Leur relation était rythmée par des violences sexuelles, «entre passivité résignée et négation affirmée», selon les termes du procureur. Vendredi dernier, alors qu’il était maintenu en garde à vue, le mari s’est vu signifier des mesures d’éloignement jugées suffisantes. Réfugiée chez son fils aîné avec son fils cadet, l’épouse se sentait protégée par ses enfants majeurs, face à une tension accrue au sein du couple.

Rarement maintenue

Le mari n’avait jamais eu affaire à la police, sauf pour une banale amende. Pour les enquêteurs, «les faits anciens sont difficiles à établir», mais dans tous les cas, une détention «peut rarement être maintenue». Et, si elle l’était, elle est rarement source d’apaisement.

Le mari jaloux, sans preuve, a été libéré samedi matin. Il n’a pas entièrement respecté les mesures d’éloignement, mais la police n’en a pas été informée.
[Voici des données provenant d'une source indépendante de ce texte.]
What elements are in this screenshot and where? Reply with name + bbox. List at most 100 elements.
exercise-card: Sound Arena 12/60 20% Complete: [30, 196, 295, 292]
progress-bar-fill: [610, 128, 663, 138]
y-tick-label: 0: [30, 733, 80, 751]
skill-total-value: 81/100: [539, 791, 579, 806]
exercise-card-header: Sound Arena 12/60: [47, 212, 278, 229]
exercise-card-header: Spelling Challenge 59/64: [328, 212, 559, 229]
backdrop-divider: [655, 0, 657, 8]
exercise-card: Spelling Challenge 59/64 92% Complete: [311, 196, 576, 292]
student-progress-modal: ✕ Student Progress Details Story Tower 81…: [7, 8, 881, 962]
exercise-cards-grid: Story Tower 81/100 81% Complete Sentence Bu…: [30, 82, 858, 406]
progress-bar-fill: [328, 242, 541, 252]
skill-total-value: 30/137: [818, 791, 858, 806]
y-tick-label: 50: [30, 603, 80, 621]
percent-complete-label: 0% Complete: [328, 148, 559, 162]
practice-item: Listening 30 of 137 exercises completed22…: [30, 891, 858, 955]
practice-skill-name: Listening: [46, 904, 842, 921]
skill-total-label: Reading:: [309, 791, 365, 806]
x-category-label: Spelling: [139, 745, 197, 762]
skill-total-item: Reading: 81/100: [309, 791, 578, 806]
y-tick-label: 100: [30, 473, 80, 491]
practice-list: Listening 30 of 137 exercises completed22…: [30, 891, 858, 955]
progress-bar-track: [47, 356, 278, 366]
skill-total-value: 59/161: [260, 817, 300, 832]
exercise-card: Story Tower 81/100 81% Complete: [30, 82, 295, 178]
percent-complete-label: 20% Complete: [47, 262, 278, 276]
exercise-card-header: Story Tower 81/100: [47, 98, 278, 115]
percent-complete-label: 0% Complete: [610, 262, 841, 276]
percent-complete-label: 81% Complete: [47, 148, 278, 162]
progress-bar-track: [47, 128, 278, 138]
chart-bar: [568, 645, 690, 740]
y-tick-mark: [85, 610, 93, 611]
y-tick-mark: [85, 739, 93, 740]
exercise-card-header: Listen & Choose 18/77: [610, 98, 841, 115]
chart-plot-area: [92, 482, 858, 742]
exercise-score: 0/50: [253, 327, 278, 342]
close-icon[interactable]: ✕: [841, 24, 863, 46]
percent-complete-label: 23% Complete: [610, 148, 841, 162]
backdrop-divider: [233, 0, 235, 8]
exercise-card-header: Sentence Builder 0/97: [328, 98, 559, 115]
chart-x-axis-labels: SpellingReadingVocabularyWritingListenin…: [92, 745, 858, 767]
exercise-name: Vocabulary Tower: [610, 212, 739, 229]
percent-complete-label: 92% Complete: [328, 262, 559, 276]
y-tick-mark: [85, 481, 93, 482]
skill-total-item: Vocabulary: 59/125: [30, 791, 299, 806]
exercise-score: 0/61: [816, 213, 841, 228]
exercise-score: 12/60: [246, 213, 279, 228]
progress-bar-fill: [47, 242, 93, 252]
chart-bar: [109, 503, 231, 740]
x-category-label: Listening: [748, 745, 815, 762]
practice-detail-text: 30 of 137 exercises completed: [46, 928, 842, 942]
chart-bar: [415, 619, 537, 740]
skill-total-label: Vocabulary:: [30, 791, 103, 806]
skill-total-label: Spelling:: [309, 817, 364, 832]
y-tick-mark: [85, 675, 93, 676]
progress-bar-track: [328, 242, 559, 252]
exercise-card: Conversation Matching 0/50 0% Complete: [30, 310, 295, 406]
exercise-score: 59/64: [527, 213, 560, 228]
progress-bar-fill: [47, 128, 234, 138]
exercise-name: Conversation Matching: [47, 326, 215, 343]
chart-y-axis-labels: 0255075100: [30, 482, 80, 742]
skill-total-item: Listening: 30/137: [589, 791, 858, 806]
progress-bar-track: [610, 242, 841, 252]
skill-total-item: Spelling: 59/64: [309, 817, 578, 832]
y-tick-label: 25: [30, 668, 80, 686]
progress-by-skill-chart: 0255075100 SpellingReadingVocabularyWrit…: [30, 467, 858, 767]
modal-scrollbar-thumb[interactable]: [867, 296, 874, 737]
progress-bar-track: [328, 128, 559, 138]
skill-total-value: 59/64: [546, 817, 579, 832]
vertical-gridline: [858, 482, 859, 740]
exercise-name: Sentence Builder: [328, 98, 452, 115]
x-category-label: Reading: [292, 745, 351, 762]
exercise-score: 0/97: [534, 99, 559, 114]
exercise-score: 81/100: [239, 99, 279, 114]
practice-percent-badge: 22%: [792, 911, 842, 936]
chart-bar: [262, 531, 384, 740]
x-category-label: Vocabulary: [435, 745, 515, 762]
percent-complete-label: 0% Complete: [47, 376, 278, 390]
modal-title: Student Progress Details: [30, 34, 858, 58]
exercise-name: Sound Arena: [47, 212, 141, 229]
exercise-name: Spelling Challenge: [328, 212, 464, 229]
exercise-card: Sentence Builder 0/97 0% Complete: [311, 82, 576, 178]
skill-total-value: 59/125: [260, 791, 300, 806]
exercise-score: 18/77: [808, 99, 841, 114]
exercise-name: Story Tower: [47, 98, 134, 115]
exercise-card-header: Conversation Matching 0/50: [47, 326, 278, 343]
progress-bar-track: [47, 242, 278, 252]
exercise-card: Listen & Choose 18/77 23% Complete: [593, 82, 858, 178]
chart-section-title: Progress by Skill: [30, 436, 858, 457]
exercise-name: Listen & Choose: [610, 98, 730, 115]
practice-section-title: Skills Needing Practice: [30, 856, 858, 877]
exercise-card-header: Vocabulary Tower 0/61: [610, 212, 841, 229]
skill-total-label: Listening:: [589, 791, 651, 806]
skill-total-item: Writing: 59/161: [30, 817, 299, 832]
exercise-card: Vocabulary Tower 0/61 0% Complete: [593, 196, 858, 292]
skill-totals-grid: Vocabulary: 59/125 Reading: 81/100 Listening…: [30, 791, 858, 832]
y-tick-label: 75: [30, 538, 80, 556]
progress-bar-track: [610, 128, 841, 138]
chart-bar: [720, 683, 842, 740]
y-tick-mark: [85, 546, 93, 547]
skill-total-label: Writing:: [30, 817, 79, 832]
Pourquoi ne pas lui avoir posé un bracelet? «Ce n’est pas un contrôle en continu. Un bracelet sert de vérification a posteriori pour vérifier les sorties d’un périmètre», répond le procureur Pierre Aubert. Façon de dire qu’un bracelet n’aurait rien empêché, mardi matin.

Bracelet préventif

Le bracelet préventif sera-t-il opérationnel en 2024? Peut-être. En attendant, il procure «un faux sentiment de sécurité», selon le procureur: une intervention prend toujours entre 10 et 15 minutes. Et chaque semaine dans le canton de Neuchâtel, «la police intervient entre cinq et sept fois pour des violences conjugales», précise Sami Hafsi, chef de la police judiciaire.

«Déterminer les cas à risque, c’est une gageure», reprend Sami Hafsi. Imprévisible, le drame de mardi dernier déroule pourtant «des faits inouïs» qualifiés de «hors schéma». «À la limite de notre métier», conclut un policier.